Artificial Minds Laboratory

Hilbert And The Open-Source AI Workstation

Log 014 Status draft Confidence Conversation-recorded Reproducible Partly - environment-specific

Hilbert is important to the Lab because it reframes local AI around capacity.

The system is based on an AMD Ryzen AI Max+ 395 class machine with 128GB unified memory and ROCm-oriented local inference. That makes it different from a conventional desktop GPU box: it can attempt models and contexts that are awkward or impossible on smaller discrete cards, even when those cards are faster.

01 – The Workstation Stack

The v2 archive recovers a July 2026 layer of the open-source workstation stack:

  • local inference and chat;
  • coding agents;
  • generative media;
  • voice.

The point was not to install one impressive demo. It was to assemble a workstation where local models, coding tools, ComfyUI-style media workflows and voice systems could coexist.

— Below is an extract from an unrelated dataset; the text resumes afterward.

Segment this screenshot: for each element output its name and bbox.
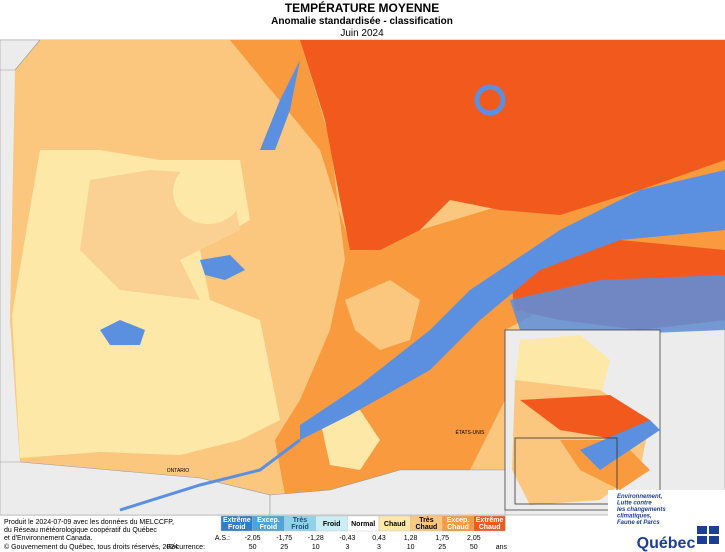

02 – Hilbert Unofficial Suite

The Hilbert Unofficial Suite combined several layers:

  • Hilbert Studio, a ComfyUI workflow platform;
  • Genesis Runtime, an assistant/agent runtime;
  • an AI code-build pipeline;
  • ai-switch, a switcher intended to keep GPU-heavy stacks from trampling each other.

The suite's workflow layer was manifest-driven: declared inputs and outputs, model requirements, hardware requirements, tags, presets, registry discovery, schema validation, batch processing and quality-control scoring.

At one point the public registry was recorded as 12 categories and 89 workflows. Adult and community-model checkpoint categories were intentionally excluded from the public registry.

03 – ROCm As A Constraint

The ROCm focus is not incidental.

Most generative-AI tooling assumes NVIDIA/CUDA by default. Hilbert made ROCm and unified memory first-class constraints, which is exactly the kind of constraint the Lab should document: the engineering work required to make AI practical on the hardware actually available.

04 – Failures Count

The Hilbert archive includes operational failures:

  • ROCm/unified-memory messages involving Qwen3 Coder Next and SVM allocation;
  • sleep/resume instability after moving to Pop!_OS;
  • a disk-capacity incident where Code state and the AI suite consumed enormous storage.

Those are not footnotes. They are part of the research output.

05 – Relationship To The GPU Farm

Hilbert and the older GPU farm solve different problems:

  • Hilbert provides capacity through unified memory;
  • discrete GPUs provide speed and throughput for narrower specialised tasks.

That distinction feeds directly into Omega's cognitive-cluster direction.


Source note: assembled from v2 sections on Hilbert, the recovered July 2026 workstation layer and the Hilbert Unofficial Suite.